I have dagster deployed in our kubernetes cluster....
# ask-community
j
I have dagster deployed in our kubernetes cluster. I want to run a particular job with a different image than usual. I tried adding the
image
tag inside the
container_config
of the graph. The job fails with
Copy code
dagster.core.errors.DagsterInvariantViolationError: Could not find pipeline 'scale_model_training'. Found: .
  File "/home/ubuntu/pyenv/versions/3.9.8/lib/python3.9/site-packages/dagster/grpc/impl.py", line 82, in core_execute_run
    recon_pipeline.get_definition()
  File "/home/ubuntu/pyenv/versions/3.9.8/lib/python3.9/site-packages/dagster/core/definitions/reconstruct.py", line 180, in get_definition
    defn = self.repository.get_definition().get_pipeline(self.pipeline_name)
  File "/home/ubuntu/pyenv/versions/3.9.8/lib/python3.9/site-packages/dagster/core/definitions/repository_definition.py", line 1102, in get_pipeline
    return self._repository_data.get_pipeline(name)
  File "/home/ubuntu/pyenv/versions/3.9.8/lib/python3.9/site-packages/dagster/core/definitions/repository_definition.py", line 850, in get_pipeline
    return self._pipelines.get_definition(pipeline_name)
  File "/home/ubuntu/pyenv/versions/3.9.8/lib/python3.9/site-packages/dagster/core/definitions/repository_definition.py", line 155, in get_definition
    raise DagsterInvariantViolationError(
where
scale_model_training
is the name of my job. any ideas what could be wrong?
🤖 1
I tried another way: to add
executor_def=k8s_job_executor
to the job definition and then specify which image to use in the run config
that works
hmm now I have a different problem though. the graph has a
pod_spec_config
with a
toleration
because I need to run it on a specific node pool. when I run the job it creates the pod for the job on the correct node pool. however, the “step” job doesn’t seem to keep those graph annotations big cry so the “step” job is scheduled on the default node pool..

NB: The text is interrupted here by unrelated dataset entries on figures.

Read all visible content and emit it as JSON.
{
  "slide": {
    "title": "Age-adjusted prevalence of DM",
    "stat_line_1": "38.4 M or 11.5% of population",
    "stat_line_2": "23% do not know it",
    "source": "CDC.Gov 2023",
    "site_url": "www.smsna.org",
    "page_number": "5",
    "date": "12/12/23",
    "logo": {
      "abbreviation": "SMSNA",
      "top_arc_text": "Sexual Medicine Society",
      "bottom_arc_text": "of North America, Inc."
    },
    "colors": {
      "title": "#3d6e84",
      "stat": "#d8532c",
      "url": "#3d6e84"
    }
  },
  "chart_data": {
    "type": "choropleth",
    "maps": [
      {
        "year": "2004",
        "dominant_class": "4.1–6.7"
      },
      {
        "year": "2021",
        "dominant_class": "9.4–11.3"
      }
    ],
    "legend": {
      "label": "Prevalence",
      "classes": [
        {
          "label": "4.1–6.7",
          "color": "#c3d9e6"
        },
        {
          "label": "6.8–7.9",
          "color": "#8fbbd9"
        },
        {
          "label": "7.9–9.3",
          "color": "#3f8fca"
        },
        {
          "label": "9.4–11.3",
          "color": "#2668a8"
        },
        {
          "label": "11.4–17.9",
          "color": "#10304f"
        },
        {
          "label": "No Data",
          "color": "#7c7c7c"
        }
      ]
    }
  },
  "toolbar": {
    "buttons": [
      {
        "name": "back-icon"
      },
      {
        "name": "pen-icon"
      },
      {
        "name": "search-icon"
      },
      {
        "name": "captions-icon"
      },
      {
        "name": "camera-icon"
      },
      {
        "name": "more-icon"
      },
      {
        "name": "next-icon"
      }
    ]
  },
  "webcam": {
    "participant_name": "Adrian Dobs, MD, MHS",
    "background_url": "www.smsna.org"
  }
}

I tried setting the tolerations via the
tag
argument in
.to_job()
but it doesn’t seem to have an effect. the job is still scheduled on a default pod. any idea what i can do?
Copy code
scale_model_training_job = scale_model_training_graph.to_job(
    name="scale_model_training",
    config=config_from_files(
        [
            file_relative_path(__file__, "scale_model_training.yaml"),
        ]
    ),
    executor_def=k8s_job_executor,
    tags={
        "dagster-k8s/config": {
            "container_config": {
                "resources": {
                    "requests": {"memory": "10Gi"},
                    "limits": {"memory": "10Gi"},
                },
            },
            "pod_spec_config": {
                "tolerations": [
                    {"key": "<http://nvidia.com/gpu|nvidia.com/gpu>", "operator": "Equal", "value": "present", "effect": "NoSchedule"}
                ],
            },
            "job_spec_config": {"ttl_seconds_after_finished": 3600},
        },
    },
)
ok, if I put the same tags on the op then it works!